Quería contar la vida de las mujeres con cáncer, como el que ella lidiaba, mujeres que además no consiguen el permiso israelí para salir de Gaza y, por tanto, no pueden recibir el tratamiento necesario. Como el que ella necesitaba para alargar su vida.

Supervivencia. La misma que retó esta pandemia que tanto miedo le daba, para no contraerlo con su débil sistema inmunitario y retrasó su tratamiento y estancó aún más la vida del mundo. Alba no pudo ya volver a Jerusalén, pero siempre pensaba en cómo afectaría esta superposición de complicaciones al resto, a todos y todas.

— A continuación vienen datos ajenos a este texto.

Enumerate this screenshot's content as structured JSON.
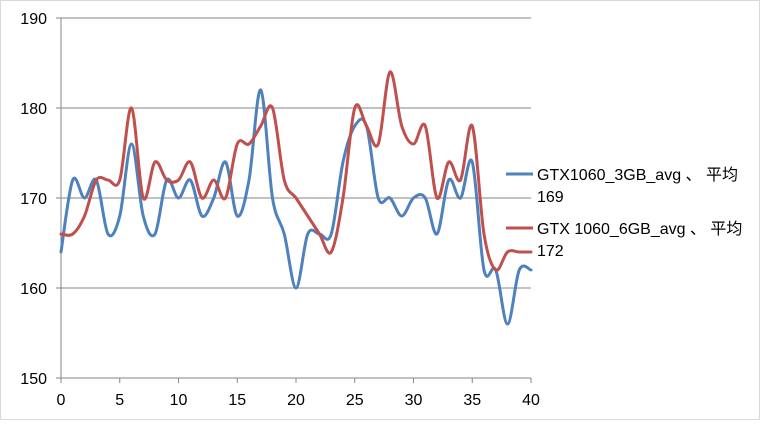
{
  "chart_data": {
    "type": "line",
    "title": "",
    "xlabel": "",
    "ylabel": "",
    "xlim": [
      0,
      40
    ],
    "ylim": [
      150,
      190
    ],
    "x_ticks": [
      0,
      5,
      10,
      15,
      20,
      25,
      30,
      35,
      40
    ],
    "y_ticks": [
      150,
      160,
      170,
      180,
      190
    ],
    "grid": "horizontal",
    "legend": "right",
    "x": [
      0,
      1,
      2,
      3,
      4,
      5,
      6,
      7,
      8,
      9,
      10,
      11,
      12,
      13,
      14,
      15,
      16,
      17,
      18,
      19,
      20,
      21,
      22,
      23,
      24,
      25,
      26,
      27,
      28,
      29,
      30,
      31,
      32,
      33,
      34,
      35,
      36,
      37,
      38,
      39,
      40
    ],
    "series": [
      {
        "name": "GTX1060_3GB_avg 、 平均 169",
        "legend_line1": "GTX1060_3GB_avg 、 平均",
        "legend_line2": "169",
        "color": "#4f81bd",
        "values": [
          164,
          172,
          170,
          172,
          166,
          168,
          176,
          168,
          166,
          172,
          170,
          172,
          168,
          170,
          174,
          168,
          172,
          182,
          170,
          166,
          160,
          166,
          166,
          166,
          174,
          178,
          178,
          170,
          170,
          168,
          170,
          170,
          166,
          172,
          170,
          174,
          162,
          162,
          156,
          162,
          162
        ]
      },
      {
        "name": "GTX 1060_6GB_avg 、 平均 172",
        "legend_line1": "GTX 1060_6GB_avg 、 平均",
        "legend_line2": "172",
        "color": "#c0504d",
        "values": [
          166,
          166,
          168,
          172,
          172,
          172,
          180,
          170,
          174,
          172,
          172,
          174,
          170,
          172,
          170,
          176,
          176,
          178,
          180,
          172,
          170,
          168,
          166,
          164,
          170,
          180,
          178,
          176,
          184,
          178,
          176,
          178,
          170,
          174,
          172,
          178,
          166,
          162,
          164,
          164,
          164
        ]
      }
    ]
  }
}
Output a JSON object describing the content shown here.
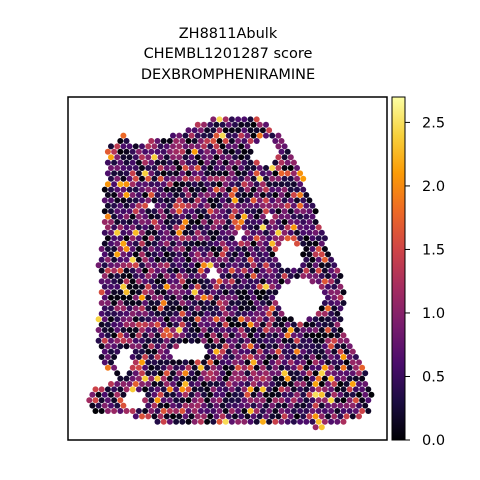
{
  "chart_data": {
    "type": "scatter",
    "subtype": "spatial-hexbin",
    "title_lines": [
      "ZH8811Abulk",
      "CHEMBL1201287 score",
      "DEXBROMPHENIRAMINE"
    ],
    "xlabel": "",
    "ylabel": "",
    "axes_ticks_visible": false,
    "grid": false,
    "colormap": "inferno",
    "colorbar": {
      "placement": "right",
      "range": [
        0.0,
        2.7
      ],
      "ticks": [
        0.0,
        0.5,
        1.0,
        1.5,
        2.0,
        2.5
      ],
      "tick_labels": [
        "0.0",
        "0.5",
        "1.0",
        "1.5",
        "2.0",
        "2.5"
      ]
    },
    "colorbar_stops": [
      "#000004",
      "#1b0c41",
      "#4a0c6b",
      "#781c6d",
      "#a52c60",
      "#cf4446",
      "#ed6925",
      "#fb9b06",
      "#f7d13d",
      "#fcffa4"
    ],
    "value_distribution_note": "mostly 0.0-1.2, sparse highs up to ~2.5"
  }
}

Ana Alba se mojaba los pies en cada cobertura

Hasta pocos meses antes, ella iba y venía de Barcelona —tratamiento— a Jerusalén —trabajo—, con todo el esfuerzo, desprotección laboral —era freelance— y riesgo para su salud. Quería narrar sobre quienes por mucho que lo intenten, no pueden. Ella tampoco pudo, pero siempre tenía que intentarlo.

Así es como Ana Alba ejerció su profesión, relatando realidades que, le pertenecieran o no, partían de premisas claras: la dignidad de las personas es para todos; no son motivos, son excusas; si yo puedo ¿por qué el resto no?

Por eso fue ante todo periodista, de lo mejor. Porque miraba de frente a la vida y a la muerte, sobre todo a las personas que viven y mueren.

Ana Alba se mojaba los pies en cada cobertura. Separaba el agua de la sal para que esta no le nublara la vista con el llanto.

Y Ana no es que fuera solo una mar, por su inmensidad; era mediterránea: cercana, orgánica, de verdad.